The Dual Imperative: Innovation and Control

Regulated enterprises—particularly in banking, insurance, healthcare, and critical infrastructure—are under pressure to harness artificial intelligence for competitive advantage. Simultaneously, regulators across the GCC are tightening governance requirements. The challenge is not whether to adopt AI, but how to do so without creating new attack surfaces, compliance gaps, or systemic risks.

The Saudi Arabia Monetary Authority (SAMA) has embedded AI governance expectations into its Cybersecurity Framework (CSF), emphasizing that financial institutions must understand, monitor, and control algorithmic decision-making. The National Cybersecurity Authority (NCA) has signaled similar expectations across critical sectors. This is no longer optional; it is foundational to regulatory approval and operational resilience.

Key AI Security and Governance Risks

Model Poisoning and Data Integrity

AI systems are only as trustworthy as their training data. Adversaries can inject malicious data during development or fine-tuning, causing models to make incorrect decisions—whether in fraud detection, credit scoring, or threat classification. Regulated enterprises must establish strict data provenance controls, version management, and validation protocols aligned with SAMA CSF governance requirements.

Prompt Injection and Model Manipulation

Generative AI systems deployed in customer-facing or internal workflows are vulnerable to prompt injection attacks. An attacker can craft inputs that override intended behavior, extract sensitive information, or bypass security controls. This risk is especially acute in chatbots handling financial queries or healthcare information. Input validation, output filtering, and role-based access to model APIs are essential mitigations.

Transparency and Explainability Gaps

Regulators increasingly demand that AI-driven decisions—especially in lending, insurance underwriting, and sanctions screening—be explainable to customers and auditors. Black-box models create compliance risk under the Saudi Personal Data Protection Law (PDPL) and sector-specific regulations. Enterprises must implement model interpretability tools and maintain audit trails of algorithmic decisions.

Third-Party Model and Service Risk

Many organizations rely on cloud-hosted AI services or third-party models. This introduces supply-chain risk: the vendor's security posture, data handling practices, and model governance directly affect your compliance posture. Vendor due diligence, data residency agreements, and contractual security obligations are non-negotiable.

Alignment with SAMA CSF and NCA ECC

SAMA's Cybersecurity Framework now explicitly addresses AI governance under its governance and risk management pillars. Regulated entities must:

  • Establish an AI governance committee with clear accountability for model lifecycle management
  • Conduct AI-specific threat modeling and penetration testing before production deployment
  • Implement continuous monitoring of model performance, drift, and anomalies
  • Document all AI systems in a central inventory, including training data sources and update frequency
  • Maintain segregation between development, testing, and production environments

The NCA's Essential Cybersecurity Controls (ECC) framework similarly expects organizations to treat AI systems as critical assets requiring access controls, encryption, logging, and incident response planning.

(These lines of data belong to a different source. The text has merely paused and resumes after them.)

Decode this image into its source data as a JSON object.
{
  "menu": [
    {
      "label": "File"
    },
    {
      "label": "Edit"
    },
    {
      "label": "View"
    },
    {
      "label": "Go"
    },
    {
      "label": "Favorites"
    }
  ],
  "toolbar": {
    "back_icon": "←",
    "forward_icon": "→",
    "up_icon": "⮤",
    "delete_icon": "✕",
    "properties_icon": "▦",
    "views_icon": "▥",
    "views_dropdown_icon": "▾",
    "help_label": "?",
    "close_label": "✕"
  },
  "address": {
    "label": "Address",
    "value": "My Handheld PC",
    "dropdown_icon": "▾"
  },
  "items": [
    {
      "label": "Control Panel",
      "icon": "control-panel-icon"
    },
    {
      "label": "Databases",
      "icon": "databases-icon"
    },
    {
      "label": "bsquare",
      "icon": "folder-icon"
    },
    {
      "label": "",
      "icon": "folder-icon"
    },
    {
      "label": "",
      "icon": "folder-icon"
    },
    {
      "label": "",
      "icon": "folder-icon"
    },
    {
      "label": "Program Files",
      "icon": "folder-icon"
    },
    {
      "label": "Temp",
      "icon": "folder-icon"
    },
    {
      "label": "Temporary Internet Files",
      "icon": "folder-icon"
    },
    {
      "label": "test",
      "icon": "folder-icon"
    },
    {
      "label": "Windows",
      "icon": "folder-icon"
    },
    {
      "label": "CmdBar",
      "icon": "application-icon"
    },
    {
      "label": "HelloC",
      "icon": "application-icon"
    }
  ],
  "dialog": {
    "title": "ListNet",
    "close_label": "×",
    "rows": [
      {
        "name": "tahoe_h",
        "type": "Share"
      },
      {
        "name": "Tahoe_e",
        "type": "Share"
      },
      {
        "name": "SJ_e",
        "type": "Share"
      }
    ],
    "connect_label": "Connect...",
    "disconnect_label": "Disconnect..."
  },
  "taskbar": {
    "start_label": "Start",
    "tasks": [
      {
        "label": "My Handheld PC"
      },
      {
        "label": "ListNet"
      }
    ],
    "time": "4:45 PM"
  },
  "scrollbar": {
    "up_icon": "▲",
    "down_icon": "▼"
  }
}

PDPL and Data Privacy in AI

The Saudi Personal Data Protection Law applies directly to AI systems that process personal data. Enterprises must ensure that AI models do not retain, infer, or expose personal information beyond the scope of their stated purpose. Data minimization, pseudonymization, and regular data deletion schedules are required. If your AI system makes decisions about individuals, PDPL mandates transparency and, in some cases, the right to human review.

Practical Steps for 2026

Audit your AI footprint: Identify all AI and machine learning systems in production, including third-party services and legacy models. Document their data sources, decision logic, and current access controls.

Establish governance: Create an AI security and governance working group reporting to your CISO and Chief Risk Officer. Define policies for model development, testing, deployment, and retirement.

Implement controls: Apply the same rigor to AI as you do to other critical systems—code review, penetration testing, access logging, and incident response procedures.

Engage your regulator: If you operate in a regulated sector, begin dialogue with SAMA, NCA, or your sector regulator about your AI governance roadmap. Early transparency builds trust and reduces compliance surprises.

AI governance is not a separate cybersecurity program; it is an extension of your existing risk and compliance framework. Organizations that embed AI security into their SAMA CSF and NCA ECC alignment efforts will emerge as trusted, resilient leaders in their sectors.